Versioned objects work like a simplified version control system. One master copy of the object creates a new version whenever the application calls Object::commit. This version is pushed to all subscribers, that is, to all nodes which have mapped the object. The version data is queued on the object, and will be applied when the application calls Object::sync to synchronize a specific version, or the head version.

A simplified type of versioned objects are objects where the instance data is equal to the delta data, i.e., objects which sync their full data on each commit.

Object Mapping

To make objects distributable, they have to be known by the session. During this process the change type of object is determined.

The master instance of an object is registered using Session::registerObject. Upon registration, a session-unique identifier is assigned, which can be used to map slave instances using Session::mapObject. Mapped slave instance are instantiated with the oldest known version from the master instance, and can be synchronized to the head version using Object::sync.

Additionally, the object identifier can be used to send an ObjectPacket to another node. Each object instance has a node-unique instance identifier to address single instances of an object on a remote node.

Change Handling

During the registration of the master version of a distributed object, the way changes are to be handled is determined by calling Object::getChangeType. The change type determines the memory footprint and the contract for calling the serialization methods. The following change types are possible:

Static Objects

The implementation of unversioned objects is straight-forward and requires the application to implement Object::getInstanceData.

Versioned Objects

Versioned objects override the method Object::getChangeType to indicate how changes are to be handled. They possibly have to implement, in addition to unversioned objects, the methods Object::pack and Object::unpack to create or apply a diff from the last version.

Objects with the same instance and delta data only distribute instance data for each new version, and do not have to implement pack and unpack.

Serialization

The object serialization and deserialization methods use an DataOStream and DataIStream, respectively. These streams behave like iostreams, but transfer the data in a binary format. They do no type-checking on the data, that is, it is the application's responsibility to match the order and variables during serialization and deserialization exactly. Currently they implement streaming operators for basic data types (int, float, etc.), std::strings and std::vectors of basic data types.

Object Typing

Object typing can easily be done by the application.

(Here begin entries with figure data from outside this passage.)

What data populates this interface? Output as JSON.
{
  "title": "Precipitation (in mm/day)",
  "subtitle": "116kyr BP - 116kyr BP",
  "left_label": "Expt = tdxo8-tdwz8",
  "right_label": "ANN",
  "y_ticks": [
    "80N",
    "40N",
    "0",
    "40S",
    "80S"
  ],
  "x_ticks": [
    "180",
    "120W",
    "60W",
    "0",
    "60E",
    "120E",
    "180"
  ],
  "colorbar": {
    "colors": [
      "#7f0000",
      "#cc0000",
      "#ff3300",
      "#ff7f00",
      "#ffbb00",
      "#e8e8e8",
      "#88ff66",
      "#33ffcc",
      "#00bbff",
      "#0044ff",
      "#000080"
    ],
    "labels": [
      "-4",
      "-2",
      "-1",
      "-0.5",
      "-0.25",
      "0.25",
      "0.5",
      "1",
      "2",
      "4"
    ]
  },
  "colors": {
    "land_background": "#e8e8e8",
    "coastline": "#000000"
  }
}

So far no use case has emerged where Equalizer should do object typing, as described below:

  Provide type with objects:
      virtual uint32_t Object::getTypeID() const { return EQ_ID_INVALID; }
  Session::instantiateObject( const uint32_t objectID ):
      if( !get object type id from master )
          return 0
     Session::createObject( type );
     map object to objectID
     return object

Multi-Buffered Objects

Multi-buffering of objects provides each thread with a potentially different version of the object, while optimizing memory requirements when two threads happen to use the same version of an object. Below is the current design:

Requirements

  - each thread has its own version.
  - only one write thread per object across all nodes
  - sync and getVersion are thread-specific, that is, sync synchronizes this
    object to the given version for this thread only, and getVersion return the
    current version for this thread.

API

  class ???
  {
      ObjectHandle getObject( const uint32_t id, const uint32_t version );
  };
  // ObjectHandle releases object/version for reuse when it goes out of scope

Implementation

Each object has a change manager, which depends on the type of the object and its master/slave status. Equalizer implements a change manager for static objects, versioned objects with delta data and versioned objects with only instance data. Externalizing the implementation of change handling allows for optimisations in the implementation and the memory usage for storing the version data.

Open Issues

Document Session::attachObject for unmanaged objects. Document object version obsoletion.